Underway Sampling (1 m depth); Lake Erie June 8-12, 2005

Figure 1.   Total chlorophyll-a concentration in Lake Erie June 8-12, 2005.   Water was sampled from a depth of 1.5 m while underway onboard the R/V Lake Guardian.   Data was entered into ArcGIS TM 8.   

Lake Erie Phytoplankton Community Composition and Abundance and CDOM

Figure 2.   Phytoplankton community composition and chromophoric dissolved organic mater concentration (fulvic acid equivalents) in Lake Erie along transects.   Water was sampled from a depth of 1.5 m while underway.    

Underway Sampling (1 m depth); Lake Erie June 8-12, 2005

Figure 3.   Chromophoric dissolved organic mater concentration in Lake Erie June 8-12, 2005.   Water was sampled from a depth of 1.5 m while underway onboard the R/V Lake Guardian.   Data was entered into ArcGIS TM 8.     

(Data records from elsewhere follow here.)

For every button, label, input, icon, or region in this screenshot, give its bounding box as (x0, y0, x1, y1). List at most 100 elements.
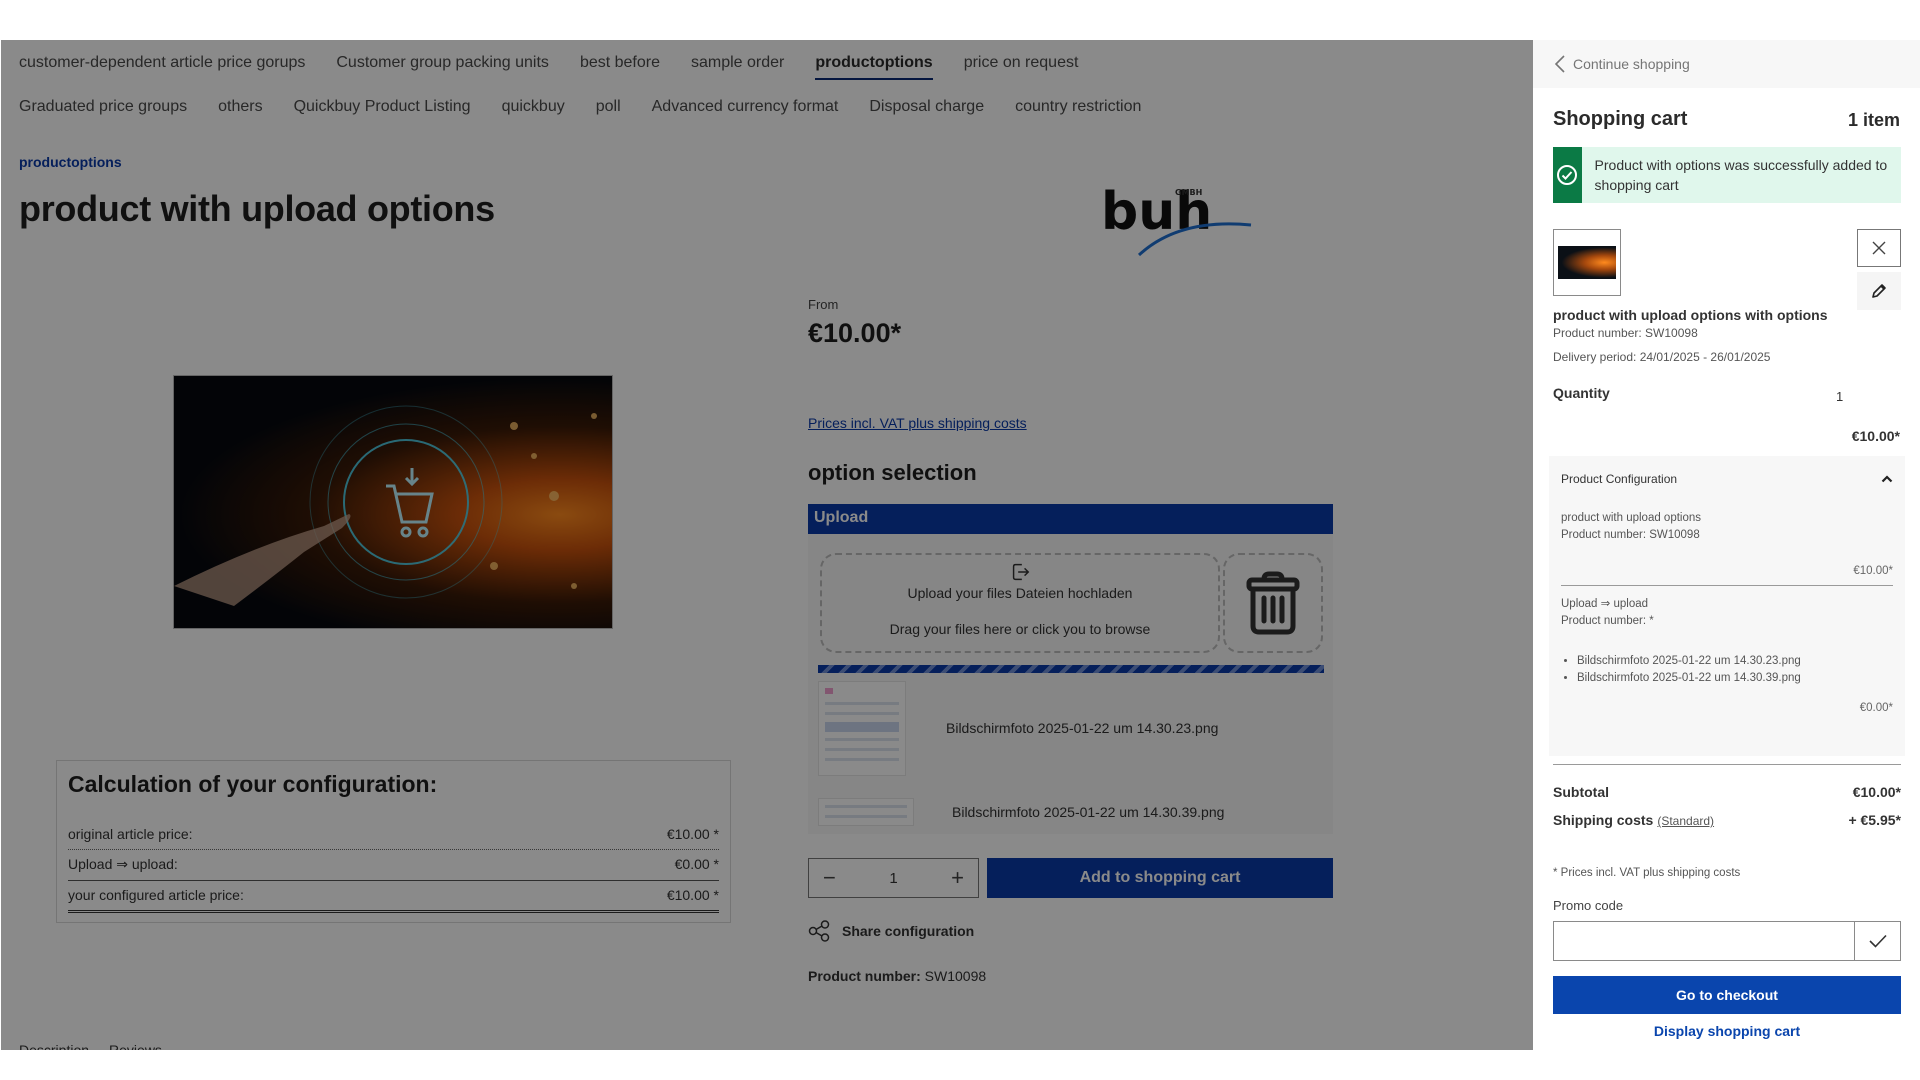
cart-item-count: 1 item (1847, 110, 1900, 130)
nav-item[interactable]: Advanced currency format (652, 98, 839, 116)
nav-item[interactable]: Quickbuy Product Listing (294, 98, 471, 116)
calculation-title: Calculation of your configuration: (68, 771, 438, 797)
edit-item-button[interactable] (1857, 272, 1901, 310)
subtotal-label: Subtotal (1553, 784, 1609, 800)
promo-code-input[interactable] (1554, 922, 1854, 960)
product-image[interactable] (173, 375, 613, 629)
nav-item[interactable]: country restriction (1015, 98, 1141, 116)
offcanvas-cart: Continue shopping Shopping cart 1 item P… (1533, 40, 1920, 1050)
config-file-item: Bildschirmfoto 2025-01-22 um 14.30.39.pn… (1577, 670, 1893, 687)
cart-item-number: Product number: SW10098 (1553, 326, 1698, 340)
share-icon (808, 920, 830, 942)
cart-title: Shopping cart (1553, 108, 1688, 130)
nav-item[interactable]: Graduated price groups (19, 98, 187, 116)
quantity-label: Quantity (1553, 385, 1610, 401)
increase-quantity-button[interactable]: + (951, 867, 964, 889)
close-icon (1872, 241, 1886, 255)
product-configuration-toggle[interactable]: Product Configuration (1561, 456, 1893, 502)
success-alert: Product with options was successfully ad… (1553, 147, 1901, 203)
upload-progress-bar (818, 665, 1324, 673)
continue-shopping-label: Continue shopping (1573, 56, 1690, 72)
logo-suffix: GMBH (1175, 188, 1202, 197)
file-thumbnail (818, 798, 914, 826)
shipping-method-link[interactable]: (Standard) (1657, 814, 1714, 828)
cart-quantity-select[interactable]: 1 (1836, 389, 1843, 404)
config-base-price: €10.00* (1853, 565, 1893, 577)
nav-item[interactable]: others (218, 98, 262, 116)
quantity-stepper[interactable]: − 1 + (808, 858, 979, 898)
apply-promo-button[interactable] (1854, 922, 1900, 960)
file-thumbnail (818, 680, 906, 776)
config-option-price: €0.00* (1859, 702, 1893, 714)
continue-shopping-button[interactable]: Continue shopping (1533, 40, 1920, 88)
manufacturer-logo[interactable]: buh GMBH (1099, 182, 1259, 263)
dropzone-hint: Drag your files here or click you to bro… (889, 621, 1151, 637)
tab-reviews[interactable]: Reviews (109, 1042, 162, 1050)
check-circle-icon (1557, 165, 1578, 185)
uploaded-file[interactable]: Bildschirmfoto 2025-01-22 um 14.30.23.pn… (818, 680, 1219, 776)
hand-shape (174, 514, 351, 606)
nav-item[interactable]: sample order (691, 54, 784, 72)
calc-value: €10.00 * (666, 826, 719, 842)
cart-item-name[interactable]: product with upload options with options (1553, 307, 1828, 323)
product-price: €10.00* (808, 318, 902, 348)
uploaded-file[interactable]: Bildschirmfoto 2025-01-22 um 14.30.39.pn… (818, 795, 1224, 829)
file-name: Bildschirmfoto 2025-01-22 um 14.30.39.pn… (952, 804, 1225, 820)
calc-label: your configured article price: (68, 887, 244, 903)
share-label: Share configuration (842, 923, 975, 939)
config-base-name: product with upload options (1561, 512, 1702, 524)
calc-label: Upload ⇒ upload: (68, 856, 178, 872)
cart-icon (386, 468, 434, 538)
vat-info-link[interactable]: Prices incl. VAT plus shipping costs (808, 415, 1027, 431)
chevron-up-icon (1881, 475, 1893, 483)
subtotal-row: Subtotal €10.00* (1553, 784, 1901, 800)
quantity-value[interactable]: 1 (889, 870, 897, 887)
nav-item[interactable]: quickbuy (502, 98, 565, 116)
decrease-quantity-button[interactable]: − (823, 867, 836, 889)
calculation-row-total: your configured article price: €10.00 * (68, 881, 719, 913)
file-dropzone[interactable]: Upload your files Dateien hochladen Drag… (820, 553, 1220, 653)
configuration-title: Product Configuration (1561, 472, 1678, 486)
calc-value: €0.00 * (674, 856, 719, 872)
calculation-row: Upload ⇒ upload: €0.00 * (68, 850, 719, 881)
cart-item-image[interactable] (1553, 229, 1621, 296)
summary-divider (1553, 764, 1901, 765)
nav-item[interactable]: Disposal charge (869, 98, 984, 116)
cart-item-price: €10.00* (1851, 428, 1900, 444)
nav-item[interactable]: price on request (964, 54, 1079, 72)
file-upload-icon (1012, 563, 1030, 581)
shipping-row: Shipping costs (Standard) + €5.95* (1553, 812, 1901, 828)
file-name: Bildschirmfoto 2025-01-22 um 14.30.23.pn… (946, 720, 1219, 736)
shipping-label: Shipping costs (1553, 812, 1654, 828)
nav-item[interactable]: best before (580, 54, 660, 72)
category-nav-row-2: Graduated price groups others Quickbuy P… (19, 98, 1141, 116)
nav-item[interactable]: Customer group packing units (336, 54, 549, 72)
nav-item[interactable]: customer-dependent article price gorups (19, 54, 305, 72)
add-to-cart-button[interactable]: Add to shopping cart (987, 858, 1333, 898)
product-number-value: SW10098 (924, 968, 987, 984)
go-to-checkout-button[interactable]: Go to checkout (1553, 976, 1901, 1014)
display-shopping-cart-link[interactable]: Display shopping cart (1553, 1023, 1901, 1039)
nav-item[interactable]: poll (596, 98, 621, 116)
chevron-left-icon (1554, 55, 1565, 73)
tab-description[interactable]: Description (19, 1042, 89, 1050)
promo-code-label: Promo code (1553, 898, 1624, 913)
delete-files-button[interactable] (1223, 553, 1323, 653)
promo-code-form (1553, 921, 1901, 961)
share-configuration-button[interactable]: Share configuration (808, 920, 974, 942)
config-base-number: Product number: SW10098 (1561, 529, 1700, 541)
calculation-row: original article price: €10.00 * (68, 820, 719, 850)
product-number: Product number: SW10098 (808, 968, 986, 984)
remove-item-button[interactable] (1857, 229, 1901, 267)
product-page: customer-dependent article price gorups … (1, 40, 1533, 1050)
calc-value: €10.00 * (666, 887, 719, 903)
pencil-icon (1872, 284, 1886, 298)
category-nav-row-1: customer-dependent article price gorups … (19, 54, 1079, 80)
config-file-list: Bildschirmfoto 2025-01-22 um 14.30.23.pn… (1577, 653, 1893, 687)
checkmark-icon (1868, 934, 1887, 948)
nav-item-active[interactable]: productoptions (815, 54, 934, 80)
product-configuration-panel: Product Configuration product with uploa… (1549, 456, 1905, 756)
breadcrumb[interactable]: productoptions (19, 154, 122, 170)
option-selection-title: option selection (808, 460, 977, 485)
upload-option-header: Upload (808, 504, 1333, 534)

CDOM vs Total Chlorophyll-a

Figure 4.   Positive correlation betweentotal chlorophyll-a and chromophoric dissolved organic mater.  

Conclusions  

Through the utilization of a GIS and advanced instrumentation, we have produced high resolution maps of phytoplankton community composition in Lake Erie.   Our results suggest that CDOM positively correlates with phytoplankton biomass.